The adventures of Nick Williams and his husband Carter Jones take our boys even farther afield this time—all the way to the “mysterious orient.” Butterfield has such mastery over the basic story line and his characters now, that each mystery is not a mystery, but an exploration of what it was to be gay in the 1950s from every possible angle. As always, Nick and Carter’s vast wealth isolate them from all of the truly bad things—except for emotions. For all his impatient, privileged tough-guy approach to life, Nick is a weeper; and in book eleven he weeps more than usual. And that’s what I love about Nick, because his heart is as vulnerable as any child’s, for all his devil-may-care exterior.

What drives the main plot this time around is an unlikely quest to rescue the half-Chinese half-sister of Captain Daniel O’Reilly, captain of Nick and Carter’s yacht. There are a couple of sub-plots, including a murder that is the source of this volume’s title.

More importantly, however, are some truths that Nick and Carter face together; truths about childhood, and how each of us is formed by what happens to us when we’re young and stupid and, often, helpless. In learning some unexpected history about his step-mother’s former maid, Geneva, and Carter’s mother, Nick has an epiphany about where he might have turned out differently himself. Former cop Mike Robertson has become such a fixture as the head of Consolidated Security, that we forget he was Nick’s first love, and took him in when Nick’s father threw him out at nineteen. Nick’s own father started out this series as such a supremely nasty guy, it’s hard to fully grasp the man he has become. Butterfield takes such pleasure in exploring these evolving relationships, and it’s a pleasure to read.
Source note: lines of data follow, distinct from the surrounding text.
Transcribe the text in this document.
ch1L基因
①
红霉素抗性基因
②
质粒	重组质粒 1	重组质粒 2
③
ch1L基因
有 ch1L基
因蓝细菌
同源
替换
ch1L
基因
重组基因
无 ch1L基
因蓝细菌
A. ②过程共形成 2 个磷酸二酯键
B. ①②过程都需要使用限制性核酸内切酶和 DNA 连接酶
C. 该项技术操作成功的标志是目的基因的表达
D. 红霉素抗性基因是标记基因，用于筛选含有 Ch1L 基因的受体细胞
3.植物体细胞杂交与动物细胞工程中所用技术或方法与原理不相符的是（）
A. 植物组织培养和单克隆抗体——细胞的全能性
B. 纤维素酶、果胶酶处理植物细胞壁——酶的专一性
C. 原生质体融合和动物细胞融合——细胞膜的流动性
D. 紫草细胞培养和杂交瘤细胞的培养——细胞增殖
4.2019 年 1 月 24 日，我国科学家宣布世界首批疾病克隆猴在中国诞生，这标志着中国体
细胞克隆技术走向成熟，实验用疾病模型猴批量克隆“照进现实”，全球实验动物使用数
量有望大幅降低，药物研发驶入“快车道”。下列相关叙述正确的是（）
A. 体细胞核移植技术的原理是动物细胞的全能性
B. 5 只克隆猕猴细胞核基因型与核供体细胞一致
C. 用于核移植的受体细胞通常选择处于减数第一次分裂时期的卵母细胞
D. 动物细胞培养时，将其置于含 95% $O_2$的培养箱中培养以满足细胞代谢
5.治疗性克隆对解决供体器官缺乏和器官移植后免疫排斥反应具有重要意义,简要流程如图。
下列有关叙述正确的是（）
As always, it is the interactions of the characters and not the plot itself that is the heart of the book. Fueled by the action, the true point of the narrative, even as our boys buy yet another airplane (with a great provenance!) and fly across the world to Hong Kong is this:

“We’re all family, whether we’re related or not.”

It’s a very simple premise, but no less powerful for all that. As one character reminds Nick and the reader: “Don’t forget Nick. Every moment is wonderful.”

Even in the bad old days, life was wonderful if you had friends. That’s the crux of this series, and it is proving a strong lynchpin to even the most unlikely adventure.